Mon oncle venait d’être libéré, et tandis que toute la famille lui tournait le dos, seule ma mère lui ouvrait les bras pour l’accueillir…
Lorsque l’entreprise familiale a fait faillite, mon oncle a simplement dit :
«Viens avec moi. Je veux te montrer quelque chose.»
Quand nous sommes arrivés à cet endroit, j’ai éclaté en sanglots de choc…
Mon père est décédé quand j’étais en CM2. Le jour de ses obsèques, ma mère, accablée par le chagrin, avait du mal à parler. Les proches lui ont seulement adressé quelques mots de réconfort avant de partir, chacun reprenant son chemin. Dès lors, ma mère a subvenu seule à nos besoins, travaillant comme elle le pouvait pour me permettre d’aller à l’école.
Le seul qui venait souvent nous voir était mon oncle, le frère cadet de mon père. Mais au bout d’un an, il fut emprisonné pour avoir blessé quelqu’un en état d’ivresse. Dès lors, tout le monde le renia.

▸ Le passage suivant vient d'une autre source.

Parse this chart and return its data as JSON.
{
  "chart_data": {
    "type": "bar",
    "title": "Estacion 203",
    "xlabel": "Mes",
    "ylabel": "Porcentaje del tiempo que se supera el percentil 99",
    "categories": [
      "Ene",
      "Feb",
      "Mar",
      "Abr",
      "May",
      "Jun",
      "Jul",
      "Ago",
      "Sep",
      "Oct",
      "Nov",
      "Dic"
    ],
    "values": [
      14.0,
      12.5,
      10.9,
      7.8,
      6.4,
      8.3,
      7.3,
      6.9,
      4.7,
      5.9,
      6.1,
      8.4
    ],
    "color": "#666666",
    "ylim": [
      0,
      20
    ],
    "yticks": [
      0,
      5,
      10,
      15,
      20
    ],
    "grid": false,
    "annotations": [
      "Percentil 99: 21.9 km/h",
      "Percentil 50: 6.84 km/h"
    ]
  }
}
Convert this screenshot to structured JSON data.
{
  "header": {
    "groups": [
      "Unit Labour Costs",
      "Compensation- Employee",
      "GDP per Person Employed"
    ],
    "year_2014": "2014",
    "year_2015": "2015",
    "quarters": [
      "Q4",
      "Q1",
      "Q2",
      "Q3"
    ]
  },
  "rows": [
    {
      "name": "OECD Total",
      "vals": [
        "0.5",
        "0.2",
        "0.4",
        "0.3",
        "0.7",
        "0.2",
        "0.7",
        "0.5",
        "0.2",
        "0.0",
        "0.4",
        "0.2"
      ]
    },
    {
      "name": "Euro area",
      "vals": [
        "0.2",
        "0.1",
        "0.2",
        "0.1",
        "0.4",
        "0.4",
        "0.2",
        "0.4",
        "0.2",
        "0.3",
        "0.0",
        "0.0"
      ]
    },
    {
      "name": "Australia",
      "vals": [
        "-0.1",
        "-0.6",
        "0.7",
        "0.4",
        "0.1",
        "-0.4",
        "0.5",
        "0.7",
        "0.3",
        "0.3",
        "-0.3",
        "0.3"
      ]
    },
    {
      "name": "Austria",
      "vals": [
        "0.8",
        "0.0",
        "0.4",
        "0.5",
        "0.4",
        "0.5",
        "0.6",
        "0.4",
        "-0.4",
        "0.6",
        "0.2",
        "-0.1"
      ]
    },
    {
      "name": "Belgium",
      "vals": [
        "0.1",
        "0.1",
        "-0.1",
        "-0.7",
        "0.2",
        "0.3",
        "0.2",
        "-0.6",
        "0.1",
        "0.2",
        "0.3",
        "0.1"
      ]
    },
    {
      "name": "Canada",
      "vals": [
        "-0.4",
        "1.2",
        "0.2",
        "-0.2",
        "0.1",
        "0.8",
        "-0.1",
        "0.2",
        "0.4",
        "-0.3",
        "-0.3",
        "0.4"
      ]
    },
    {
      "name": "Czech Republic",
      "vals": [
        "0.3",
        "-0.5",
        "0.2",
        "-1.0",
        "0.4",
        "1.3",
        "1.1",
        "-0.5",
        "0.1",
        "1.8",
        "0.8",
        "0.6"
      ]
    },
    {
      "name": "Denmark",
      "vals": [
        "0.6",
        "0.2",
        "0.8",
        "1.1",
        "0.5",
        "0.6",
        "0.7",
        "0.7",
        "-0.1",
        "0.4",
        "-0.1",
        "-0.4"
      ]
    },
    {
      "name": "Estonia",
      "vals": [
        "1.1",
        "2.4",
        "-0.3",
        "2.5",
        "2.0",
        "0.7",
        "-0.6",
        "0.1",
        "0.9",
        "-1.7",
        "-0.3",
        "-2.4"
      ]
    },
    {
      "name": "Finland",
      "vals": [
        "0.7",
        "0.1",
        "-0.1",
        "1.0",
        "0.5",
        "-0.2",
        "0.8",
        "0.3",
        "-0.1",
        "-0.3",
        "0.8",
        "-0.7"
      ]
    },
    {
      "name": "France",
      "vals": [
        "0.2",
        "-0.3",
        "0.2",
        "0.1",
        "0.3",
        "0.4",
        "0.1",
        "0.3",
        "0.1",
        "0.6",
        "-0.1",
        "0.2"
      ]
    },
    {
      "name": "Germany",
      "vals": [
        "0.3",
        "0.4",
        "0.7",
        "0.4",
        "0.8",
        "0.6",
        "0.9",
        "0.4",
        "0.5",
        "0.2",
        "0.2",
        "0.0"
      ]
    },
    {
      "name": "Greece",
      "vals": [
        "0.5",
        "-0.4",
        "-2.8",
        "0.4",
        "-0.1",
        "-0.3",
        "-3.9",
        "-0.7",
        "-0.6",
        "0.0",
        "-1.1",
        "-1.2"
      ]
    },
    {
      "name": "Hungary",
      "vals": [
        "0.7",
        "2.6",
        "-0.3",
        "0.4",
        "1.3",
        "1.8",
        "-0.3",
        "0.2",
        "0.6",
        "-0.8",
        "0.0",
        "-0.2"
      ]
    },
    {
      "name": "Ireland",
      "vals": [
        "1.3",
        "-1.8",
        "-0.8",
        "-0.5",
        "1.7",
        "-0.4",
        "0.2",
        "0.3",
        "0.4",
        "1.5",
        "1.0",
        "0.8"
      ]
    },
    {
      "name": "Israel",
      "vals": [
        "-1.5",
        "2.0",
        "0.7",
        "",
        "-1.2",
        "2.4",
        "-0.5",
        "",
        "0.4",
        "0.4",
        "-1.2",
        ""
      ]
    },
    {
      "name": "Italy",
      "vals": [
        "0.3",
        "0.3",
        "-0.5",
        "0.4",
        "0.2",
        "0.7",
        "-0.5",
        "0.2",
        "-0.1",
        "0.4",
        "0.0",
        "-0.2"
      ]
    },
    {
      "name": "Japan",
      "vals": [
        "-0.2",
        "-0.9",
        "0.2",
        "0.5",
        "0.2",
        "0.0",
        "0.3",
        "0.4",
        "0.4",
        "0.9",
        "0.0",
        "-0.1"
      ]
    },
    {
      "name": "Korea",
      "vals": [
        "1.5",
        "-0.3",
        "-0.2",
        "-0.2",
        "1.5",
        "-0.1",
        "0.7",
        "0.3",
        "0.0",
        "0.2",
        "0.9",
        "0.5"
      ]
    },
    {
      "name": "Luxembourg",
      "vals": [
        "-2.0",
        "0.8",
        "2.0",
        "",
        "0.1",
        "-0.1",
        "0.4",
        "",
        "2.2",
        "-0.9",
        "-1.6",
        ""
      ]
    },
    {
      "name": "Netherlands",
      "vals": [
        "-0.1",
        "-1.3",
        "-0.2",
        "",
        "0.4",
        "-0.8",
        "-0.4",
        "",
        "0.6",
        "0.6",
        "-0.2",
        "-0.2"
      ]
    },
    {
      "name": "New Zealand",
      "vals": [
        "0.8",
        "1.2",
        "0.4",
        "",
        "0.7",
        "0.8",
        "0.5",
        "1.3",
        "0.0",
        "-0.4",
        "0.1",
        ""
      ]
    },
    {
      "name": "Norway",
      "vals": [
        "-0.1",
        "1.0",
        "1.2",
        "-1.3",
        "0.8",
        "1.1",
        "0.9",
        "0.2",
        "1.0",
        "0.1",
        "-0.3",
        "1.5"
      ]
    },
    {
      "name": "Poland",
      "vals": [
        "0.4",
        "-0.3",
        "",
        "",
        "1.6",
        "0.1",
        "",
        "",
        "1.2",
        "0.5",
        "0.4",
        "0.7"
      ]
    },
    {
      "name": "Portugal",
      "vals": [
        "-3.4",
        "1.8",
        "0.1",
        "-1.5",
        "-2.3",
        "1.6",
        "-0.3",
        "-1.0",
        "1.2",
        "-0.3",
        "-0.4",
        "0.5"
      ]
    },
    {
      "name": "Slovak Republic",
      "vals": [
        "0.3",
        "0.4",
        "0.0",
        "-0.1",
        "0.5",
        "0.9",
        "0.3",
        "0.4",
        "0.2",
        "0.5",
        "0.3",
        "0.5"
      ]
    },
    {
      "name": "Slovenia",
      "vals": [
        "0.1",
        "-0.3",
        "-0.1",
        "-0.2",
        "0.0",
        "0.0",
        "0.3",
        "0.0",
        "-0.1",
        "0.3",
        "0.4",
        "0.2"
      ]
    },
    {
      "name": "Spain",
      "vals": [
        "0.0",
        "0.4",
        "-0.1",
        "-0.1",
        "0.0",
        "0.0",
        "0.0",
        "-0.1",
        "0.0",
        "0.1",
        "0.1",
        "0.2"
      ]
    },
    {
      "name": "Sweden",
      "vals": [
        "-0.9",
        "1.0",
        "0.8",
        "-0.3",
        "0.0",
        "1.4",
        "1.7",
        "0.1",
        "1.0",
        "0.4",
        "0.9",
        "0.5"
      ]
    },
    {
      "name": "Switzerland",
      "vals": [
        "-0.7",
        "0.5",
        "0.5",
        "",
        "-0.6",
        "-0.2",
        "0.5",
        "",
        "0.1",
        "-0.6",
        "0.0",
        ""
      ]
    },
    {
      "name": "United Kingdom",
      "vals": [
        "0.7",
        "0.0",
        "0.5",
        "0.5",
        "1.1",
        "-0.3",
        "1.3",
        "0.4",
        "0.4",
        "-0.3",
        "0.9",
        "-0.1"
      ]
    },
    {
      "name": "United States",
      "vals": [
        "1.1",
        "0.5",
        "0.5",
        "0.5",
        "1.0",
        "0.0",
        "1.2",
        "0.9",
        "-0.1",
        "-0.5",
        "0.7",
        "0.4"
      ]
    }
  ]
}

« Le mauvais sang ne disparaît pas », ont-ils dit.
Ils regardèrent mon oncle avec suspicion… et ce regard nous parvint aussi.
Dix ans plus tard, mon oncle a été libéré.
« Tenez-vous à l’écart de lui », a averti sa famille. « Nous ne voulons pas partager sa honte. »
Mais ma mère, une femme habituée à souffrir, a répondu :
« Il reste le frère de ton père. Il est de notre sang, quoi qu’il arrive. »

J’ai vu mon oncle debout devant le portail — maigre, avec un sac à dos déchiré sur l’épaule.
Ma mère a souri et a ouvert la porte :
« Entre, mon frère. Tu auras toujours une place dans cette maison. »
Dès lors, mon oncle a vécu dans l’ancienne chambre de papa. Chaque matin, il partait travailler ; l’après-midi, il réparait la clôture, balayait la cour et s’occupait des plantes du jardin.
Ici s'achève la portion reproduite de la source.